FDA Public Health Data At Risk

By Cliff Montgomery – Sept. 30th, 2016

To perform its oversight duties, the U.S. Food and Drug Administration (FDA) routinely maintains “sensitive industry and public health data, including proprietary business information such as industry drug submissions and reports of adverse reactions [to those drugs],” points out an little-known report on FDA data use practices released in August by the Government Accountability Office (GAO).

But the GAO found that the FDA has allowed “a significant number of security control weaknesses” to “jeopardize the confidentiality, integrity, and availability of its information and systems.”

“Until FDA rectifies these weaknesses, the public health and proprietary business information it maintains … will remain at an elevated and unnecessary risk of unauthorized access, use, disclosure, alteration, and loss.” the GAO study flatly declared.

Below, the American Spark offers the “Highlights” from this damning report:

Why GAO Did This Study

“FDA [Food and Drug Administration] has a demanding responsibility of ensuring the safety, effectiveness, and quality of food, drugs, and other consumer products. In carrying out its mission, FDA relies extensively on information technology systems to receive, process, and maintain sensitive industry and public health data, including proprietary business information such as industry drug submissions and reports of adverse reactions.

“Accordingly, effective information security controls are essential to ensure that the agency’s systems and information are adequately protected from inadvertent or deliberate misuse, improper modification, unauthorized disclosure, or destruction.

“GAO was asked to examine security controls over key FDA information systems.
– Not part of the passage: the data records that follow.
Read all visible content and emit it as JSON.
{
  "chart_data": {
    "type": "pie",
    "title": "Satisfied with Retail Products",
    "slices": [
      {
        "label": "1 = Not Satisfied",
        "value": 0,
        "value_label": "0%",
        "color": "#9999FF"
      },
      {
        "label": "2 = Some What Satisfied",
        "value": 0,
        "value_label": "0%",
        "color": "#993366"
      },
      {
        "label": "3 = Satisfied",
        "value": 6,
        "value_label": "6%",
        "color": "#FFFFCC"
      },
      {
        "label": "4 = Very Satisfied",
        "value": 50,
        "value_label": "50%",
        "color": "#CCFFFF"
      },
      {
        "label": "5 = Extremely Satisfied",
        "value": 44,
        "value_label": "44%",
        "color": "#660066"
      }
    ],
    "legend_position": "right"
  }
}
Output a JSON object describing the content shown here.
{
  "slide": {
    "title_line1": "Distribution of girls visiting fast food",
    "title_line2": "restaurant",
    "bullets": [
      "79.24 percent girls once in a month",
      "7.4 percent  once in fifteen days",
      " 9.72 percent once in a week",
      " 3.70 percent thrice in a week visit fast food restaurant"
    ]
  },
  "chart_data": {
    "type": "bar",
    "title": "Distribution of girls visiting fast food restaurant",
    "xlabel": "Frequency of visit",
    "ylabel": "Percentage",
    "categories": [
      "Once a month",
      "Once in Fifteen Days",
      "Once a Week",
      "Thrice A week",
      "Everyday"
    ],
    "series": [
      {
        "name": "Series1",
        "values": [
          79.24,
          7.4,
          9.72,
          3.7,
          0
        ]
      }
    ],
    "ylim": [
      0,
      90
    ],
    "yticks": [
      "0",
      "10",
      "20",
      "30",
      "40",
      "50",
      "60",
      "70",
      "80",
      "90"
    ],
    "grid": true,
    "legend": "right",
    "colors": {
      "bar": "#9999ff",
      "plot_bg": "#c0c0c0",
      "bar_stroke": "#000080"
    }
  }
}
GAO assessed the extent to which FDA had effectively implemented information security controls to protect the confidentiality, integrity, and availability of its information on seven information systems selected for review.
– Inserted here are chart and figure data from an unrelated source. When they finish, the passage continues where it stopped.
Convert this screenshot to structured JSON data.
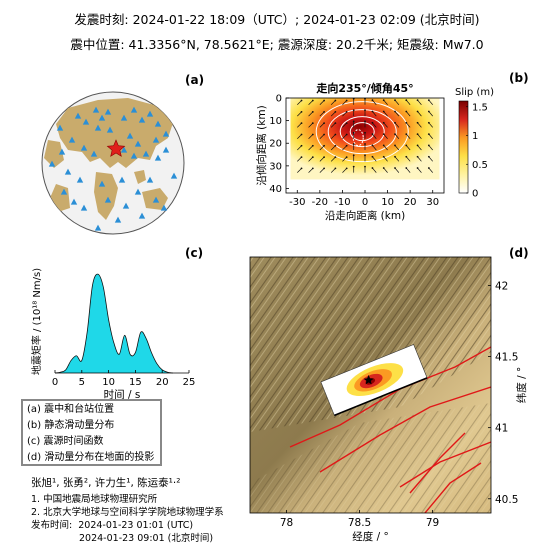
{
  "header": {
    "line1": "发震时刻: 2024-01-22 18:09（UTC）;   2024-01-23  02:09 (北京时间)",
    "line2": "震中位置: 41.3356°N,  78.5621°E;   震源深度: 20.2千米; 矩震级: Mw7.0"
  },
  "panels": {
    "a": "(a)",
    "b": "(b)",
    "c": "(c)",
    "d": "(d)"
  },
  "legend": [
    "(a) 震中和台站位置",
    "(b) 静态滑动量分布",
    "(c) 震源时间函数",
    "(d) 滑动量分布在地面的投影"
  ],
  "credits": {
    "authors": "张旭¹, 张勇², 许力生¹, 陈运泰¹·²",
    "aff1": "1. 中国地震局地球物理研究所",
    "aff2": "2. 北京大学地球与空间科学学院地球物理学系",
    "release_label": "发布时间:",
    "release_utc": "2024-01-23  01:01 (UTC)",
    "release_bj": "2024-01-23  09:01 (北京时间)"
  },
  "colors": {
    "station": "#2b8fd6",
    "star": "#e0201b",
    "land": "#c9ab6c",
    "stf_fill": "#1fd8e8"
  },
  "chart_data": [
    {
      "type": "scatter",
      "panel": "a",
      "description_shown": "stations",
      "stations_count_shown": 44
    },
    {
      "type": "heatmap",
      "panel": "b",
      "title": "走向235°/倾角45°",
      "xlabel": "沿走向距离 (km)",
      "ylabel": "沿倾向距离 (km)",
      "xticks": [
        -30,
        -20,
        -10,
        0,
        10,
        20,
        30
      ],
      "yticks": [
        0,
        10,
        20,
        30,
        40
      ],
      "xlim": [
        -35,
        35
      ],
      "ylim": [
        0,
        42
      ],
      "colorbar": {
        "label": "Slip (m)",
        "ticks": [
          0,
          0.5,
          1,
          1.5
        ],
        "range": [
          0,
          1.6
        ]
      },
      "peak_slip": 1.6,
      "peak_location": [
        -3,
        14
      ]
    },
    {
      "type": "area",
      "panel": "c",
      "xlabel": "时间 / s",
      "ylabel": "地震矩率 / (10¹⁸ Nm/s)",
      "xticks": [
        0,
        5,
        10,
        15,
        20,
        25
      ],
      "xlim": [
        0,
        25
      ],
      "ylim": [
        0,
        7.2
      ],
      "x": [
        0,
        1,
        2,
        3,
        4,
        5,
        6,
        7,
        8,
        9,
        10,
        11,
        12,
        13,
        14,
        15,
        16,
        17,
        18,
        19,
        20,
        21,
        22
      ],
      "y": [
        0,
        0.05,
        0.2,
        0.8,
        1.1,
        0.8,
        2.6,
        5.6,
        6.3,
        5.5,
        3.4,
        1.9,
        1.2,
        2.4,
        1.2,
        1.3,
        2.6,
        2.2,
        1.3,
        0.6,
        0.2,
        0.05,
        0
      ]
    },
    {
      "type": "scatter",
      "panel": "d",
      "xlabel": "经度 / °",
      "ylabel": "纬度 / °",
      "xticks": [
        78,
        78.5,
        79
      ],
      "yticks": [
        40.5,
        41,
        41.5,
        42
      ],
      "xlim": [
        77.75,
        79.4
      ],
      "ylim": [
        40.4,
        42.2
      ],
      "epicenter": {
        "lon": 78.5621,
        "lat": 41.3356
      }
    }
  ]
}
“To do this, GAO reviewed security policies, procedures, reports, and other documents. … [It also] examined the agency’s network infrastructure, tested controls for the seven systems, and interviewed FDA personnel.

What GAO Found

“Although the Food and Drug Administration (FDA), an agency of the Department of Health and Human Services (HHS), has taken steps to safeguard the seven systems GAO reviewed, a significant number of security control weaknesses jeopardize the confidentiality, integrity, and availability of its information and systems.
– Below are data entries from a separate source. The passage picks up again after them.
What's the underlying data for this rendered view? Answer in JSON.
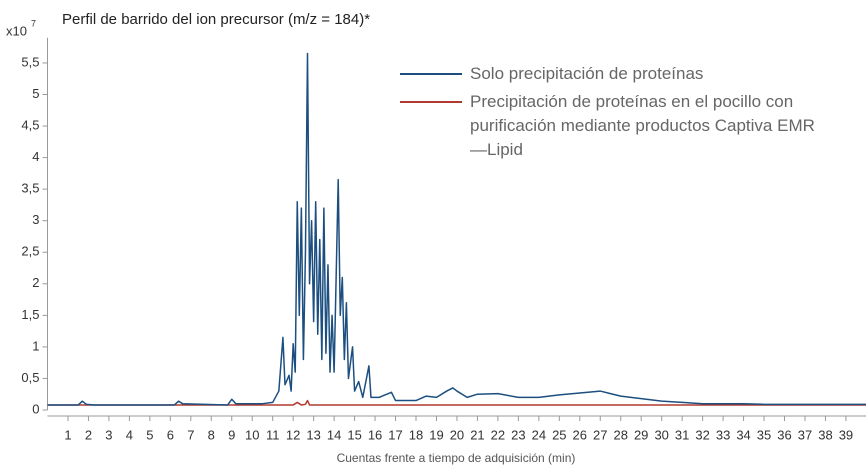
{
  "chart_data": {
    "type": "line",
    "title": "Perfil de barrido del ion precursor (m/z = 184)*",
    "y_scale_label": "x10",
    "y_scale_exponent": "7",
    "x_label": "Cuentas frente a tiempo de adquisición (min)",
    "xlim": [
      0,
      40
    ],
    "xticks": [
      1,
      2,
      3,
      4,
      5,
      6,
      7,
      8,
      9,
      10,
      11,
      12,
      13,
      14,
      15,
      16,
      17,
      18,
      19,
      20,
      21,
      22,
      23,
      24,
      25,
      26,
      27,
      28,
      29,
      30,
      31,
      32,
      33,
      34,
      35,
      36,
      37,
      38,
      39
    ],
    "ylim": [
      0,
      5.9
    ],
    "yticks": [
      0,
      {
        "value": 0.5,
        "label": "0,5"
      },
      1,
      {
        "value": 1.5,
        "label": "1,5"
      },
      2,
      {
        "value": 2.5,
        "label": "2,5"
      },
      3,
      {
        "value": 3.5,
        "label": "3,5"
      },
      4,
      {
        "value": 4.5,
        "label": "4,5"
      },
      5,
      {
        "value": 5.5,
        "label": "5,5"
      }
    ],
    "series": [
      {
        "name": "Solo precipitación de proteínas",
        "color": "#1c4f80",
        "x": [
          0,
          1.5,
          1.7,
          1.9,
          2.3,
          6.2,
          6.4,
          6.6,
          8.8,
          9.0,
          9.2,
          10.5,
          11.0,
          11.3,
          11.5,
          11.6,
          11.8,
          11.9,
          12.0,
          12.1,
          12.2,
          12.3,
          12.4,
          12.5,
          12.6,
          12.7,
          12.8,
          12.9,
          13.0,
          13.1,
          13.2,
          13.3,
          13.4,
          13.5,
          13.6,
          13.7,
          13.8,
          13.9,
          14.0,
          14.2,
          14.3,
          14.4,
          14.5,
          14.6,
          14.7,
          14.9,
          15.0,
          15.2,
          15.4,
          15.7,
          15.8,
          16.2,
          16.8,
          17.0,
          18,
          18.5,
          19,
          19.5,
          19.8,
          20,
          20.5,
          21,
          22,
          23,
          24,
          25,
          26,
          27,
          27.5,
          28,
          29,
          30,
          31,
          32,
          33,
          34,
          35,
          40
        ],
        "values": [
          0.08,
          0.08,
          0.14,
          0.09,
          0.08,
          0.08,
          0.14,
          0.1,
          0.08,
          0.17,
          0.1,
          0.1,
          0.12,
          0.3,
          1.15,
          0.4,
          0.55,
          0.3,
          1.05,
          0.6,
          3.3,
          1.5,
          3.2,
          0.8,
          2.5,
          5.65,
          2.0,
          3.0,
          1.4,
          3.3,
          1.2,
          2.7,
          0.8,
          3.2,
          0.9,
          2.3,
          0.6,
          1.5,
          0.6,
          3.65,
          1.5,
          2.1,
          0.8,
          1.7,
          0.5,
          1.0,
          0.3,
          0.45,
          0.2,
          0.7,
          0.2,
          0.2,
          0.28,
          0.15,
          0.15,
          0.22,
          0.2,
          0.3,
          0.35,
          0.3,
          0.2,
          0.25,
          0.26,
          0.2,
          0.2,
          0.24,
          0.27,
          0.3,
          0.26,
          0.22,
          0.18,
          0.14,
          0.12,
          0.1,
          0.1,
          0.1,
          0.09,
          0.09
        ]
      },
      {
        "name": "Precipitación de proteínas en el pocillo con purificación mediante productos Captiva EMR—Lipid",
        "color": "#b03a2e",
        "x": [
          0,
          12.0,
          12.2,
          12.4,
          12.6,
          12.7,
          12.8,
          13.0,
          40
        ],
        "values": [
          0.08,
          0.08,
          0.12,
          0.08,
          0.09,
          0.15,
          0.08,
          0.08,
          0.08
        ]
      }
    ]
  }
}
“The agency did not fully or consistently implement access controls, which are intended to prevent, limit, and detect unauthorized access to computing resources.

“Specifically, FDA did not always (1) adequately protect the boundaries of its network, (2) consistently identify and authenticate system users, (3) limit users’ access to only what was required to perform their duties, (4) encrypt sensitive data, (5) consistently audit and monitor system activity, and (6) conduct physical security reviews of its facilities.

“FDA conducted background investigations for personnel in sensitive positions, but weaknesses existed in other controls, such as those intended to manage the configurations of security features on and control changes to hardware and software. … [It also failed to] plan for contingencies, including systems disruptions and their recovery, and [failed to] protect media such as tapes, disks, and hard drives to ensure information on them was ‘sanitized’ and could not be retrieved after they are disposed of. […]

“These control weaknesses existed, in part, because FDA had not fully implemented an agency-wide information security program, as required under the Federal Information Security Modernization Act of 2014 and the Federal Information Security Management Act of 2002.

“For example, FDA did not:

  • ensure risk assessments for reviewed systems were comprehensive and addressed system threats,
  • review or update security policies and procedures in a timely manner,
  • complete system security plans for all reviewed systems or review them to ensure that the appropriate controls were selected,
  • ensure that personnel with significant security responsibilities received training or that such training was effectively tracked,
  • always test security controls effectively and at least annually,
  • always ensure that identified security weaknesses were addressed in a timely manner, and
  • fully implement procedures for responding to security incidents.

“Until FDA rectifies these weaknesses, the public health and proprietary business information it maintains in these seven systems will remain at an elevated and unnecessary risk of unauthorized access, use, disclosure, alteration, and loss.

What GAO Recommends

“GAO is making 15 recommendations to FDA to fully implement its agency-wide information security program.

“In a separate report with limited distribution, GAO is recommending that FDA take 166 specific actions to resolve weaknesses in information security controls.

“HHS stated in comments on a draft of this report that FDA concurred with GAO’s recommendations and has begun implementing several of them.”